The endosymbiotic theory postulates that mitochondria were once free-living prokaryotes that have evolved to form a symbiotic relationship with eukaryotic cells. The original prokaryotes were engulfed by larger prokaryotic cells, but continued to generate energy via the membrane gradient. This energy was used by both the smaller engulfed cell and the larger cell, and the smaller cell gained protection and nutrients. Eventually, this relationship evolved into modern eukaryotic cells and mitochondria. There is a plethora of evidence to support this theory. A few examples are that the mitochondrial membranes are more similar in structure to those of bacteria than of eukaryotes, and mitochondria contain their own genomes.
Which if the following organelles is not theorized to have arisen in eukaryotes via an endosymbiotic relationship?
Possible Answers:
Mitochondria
Ribosomes
Chloroplasts
Flagella
Explanation:
The endosymbiotic theory states that ancient prokaryotes may have had a symbiotic relationship with early eukaryotes, leading them to become permanent organelles in the eukaryote. Chloroplasts, mitochondria, and flagella have all been tied to this theory. Ribosomes, however, are organelles found in both prokaryotes and eukaryotes, so they are not a part of the theory.
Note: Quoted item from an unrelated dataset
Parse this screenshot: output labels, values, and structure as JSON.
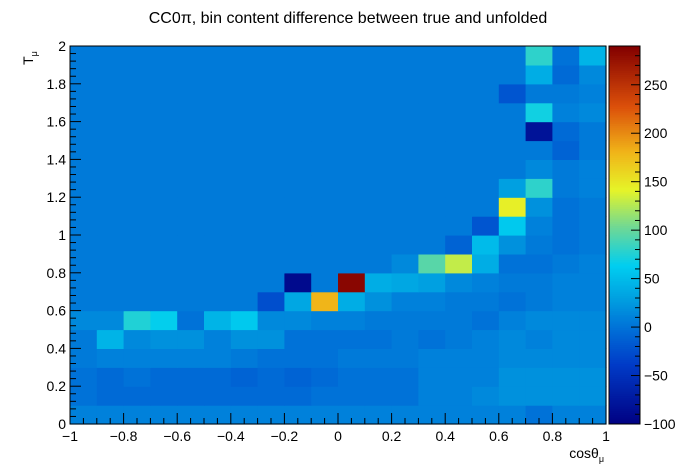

Which of the following statements is false concerning mitochondria?
Possible Answers:
The outer membrane of mitochondria contain porins
Mitochondria divided separately from the rest of the cell by binary fission
Mitochondria code for their own ribosomes that resemble bacterial ones
Mitochondria contain a small circular genome that is separate from the cellular genome
Mitochondria are surrounded with a thin peptidoglycan layer
Correct answer:
Mitochondria are surrounded with a thin peptidoglycan layer
Explanation:
The endosymbotic theory suggests that mitochondria originated from a bacteria that was engulfed by a proto-eukaryotic cell. Much evidence for this theory is based on the fact that mitochondria resemble bacteria in many ways. They do not however contain a peptidoglycan cell wall like almost all bacterial cells do.